Basic approaches to futures algorithmic / systematic portfolio diversification
In this article, I will cover a very basic view of how to construct a portfolio that is well diversified. The basic simple approaches to achieve this are:
- Diversification between different types of trading systems
- Diversification across different markets and market segments
- Correlation analysis of trading systems
In my practice I use a combination of all of the above. Anyway, even using each approach separately will add value to your trading and the corresponding synergies and risk-adjusted performance enhancements to your trading.
I use the first two approaches mentioned as the cornerstone of the portfolio concept, which I then mathematically verify as a hypothesis. However, it is certainly an effective tool for people who do not have enough relevant data to construct a portfolio with mathematical verification of the correlations of the various systems in the portfolio.

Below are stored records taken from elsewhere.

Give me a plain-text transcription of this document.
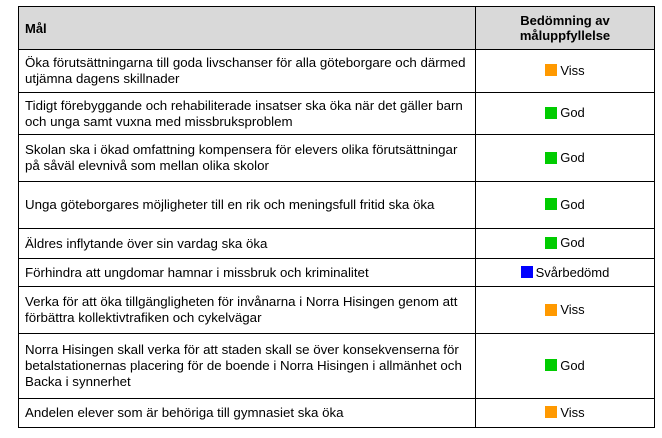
Mål	Bedömning av
måluppfyllelse

Öka förutsättningarna till goda livschanser för alla göteborgare och därmed utjämna dagens skillnader	Viss

Tidigt förebyggande och rehabiliterade insatser ska öka när det gäller barn och unga samt vuxna med missbruksproblem	God

Skolan ska i ökad omfattning kompensera för elevers olika förutsättningar på såväl elevnivå som mellan olika skolor	God

Unga göteborgares möjligheter till en rik och meningsfull fritid ska öka	God

Äldres inflytande över sin vardag ska öka	God

Förhindra att ungdomar hamnar i missbruk och kriminalitet	Svårbedömd

Verka för att öka tillgängligheten för invånarna i Norra Hisingen genom att förbättra kollektivtrafiken och cykelvägar	Viss

Norra Hisingen skall verka för att staden skall se över konsekvenserna för betalstationernas placering för de boende i Norra Hisingen i allmänhet och Backa i synnerhet	God

Andelen elever som är behöriga till gymnasiet ska öka	Viss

Different types of systems
The first option, which I use to a lesser extent but nevertheless, is to trade different types of systems within a single market, or highly correlated markets such as stock indices. By system type, for this purpose, I mean the principle on which the trading system is built or the movement of the market that the system trades. For example: volatility breakout, mean reversion, …
In this case, we can construct a portfolio from different types of systems in the following way, for example:
- intraday volatility breakout
- swing long breakout
- mean reversion.
This would be a small portfolio where each system involved trades a different type of market movement, expressed by a different principle.
However, in this method it is necessary to know the “type” of the system, which for those who rent systems, whether in the form of autotrading, signals, social trading, … It is not very realistic or it is up to the provider to provide this information to clients or not.
Different markets and market segments
This offers another simple and robust approach that can be used, even without detailed knowledge of the systems. This approach is suitable for traders who, for various reasons, do not have the data for more detailed analyses or do not yet know more advanced ways of verifying correlations within the know-how and also especially for investors who want to use / use the services of external developers and subsequently trade the systems in an autotrading manner.
The whole principle is extremely simple and consists of diversification between individual markets or market segments.
Commodity markets, which are mainly traded in the form of futures contracts, are generally divided into market segments such as: grains, meats, energy, metals, indices, softs, … and further these segments (sets) into the individual markets that fall within them, for example, energy includes: crude oil, natural gas, gasoline, ethanol, … softs: coffee, cocoa, cotton, sugar, …
At first glance, it is clear that some markets within a segment have more in common and others have less. Some show positive or negative correlations and others are independent of each other and have almost nothing in common. This is the key to successful diversification.
Of course, here too, when making decisions, it is important to think at least in the following terms: crude oil and heating oil are different but, on the other hand, very similar markets. And thus correlation is possible (and in this case very likely). Whereas the pairs of markets natural gas and cotton, or crude oil and cocoa, on the face of it have less in common.
This is the key to follow even if you have no or very limited quantitative data to analyze further. However, if it is even slightly possible or if you have backtests, tradelists, … of individual systems, I definitely recommend a deeper correlation analysis of the individual systems you are considering when building your portfolio. Even though they are different markets, some combinations may be more suited to each other, others less so. And even if a hypothesis seems logically correct, it is always a good idea to test it quantitatively.
Once you have the data (tradelist), it is possible to use a quantitative approach, e.g. in the form of correlation analysis. However, correlation analysis can be used in several ways.
- It can be used for intermarket analysis and thus the analysis of correlations between individual traded markets (underlying assets).
Here, for example, data from the Moore Research institute can be used: https://www.mrci.com/special/correl.php to help you understand the correlations between the underlying assets. You can then use this to avoid trading the same type of system in two admittedly different but highly correlated markets. This is the fundamental prevention of highly correlated results for individual trading systems.
- Another use is to analyze correlations between trading systems.
Overall, the goal and purpose of correlation analysis used in portfolio composition is to ensure the highest possible equity stability and therefore reduce the volatility of our trading results. For this reason, what we are primarily interested in is the correlation of losing trades of individual trading systems, which is precisely to avoid grouping losing trades on the same days, weeks, months.
For simplicity and our needs, we look at the distribution of correlations as follows:
-1 – -0.3 => negative correlation
-0.3 – + 0.3 => independent of each other
– 0.3 – 0.5 => moderate dependence
– 0.5 – 1 => high dependence
What we are looking for when composing a portfolio are straightforward levels of correlation between -0.3 to + 0.3. If the correlation coefficient is at this level, it tells us about the independence of the trading systems.
Each of the above approaches has its strengths and limitations. Each can be used independently. But the best result is clearly achieved by combining all the above approaches.
Thus, the ideal is to trade different types of systems that trade different market movements, to use markets within the portfolio that are not highly correlated, and to select for the portfolio systems with the lowest possible correlation of primarily losing trades.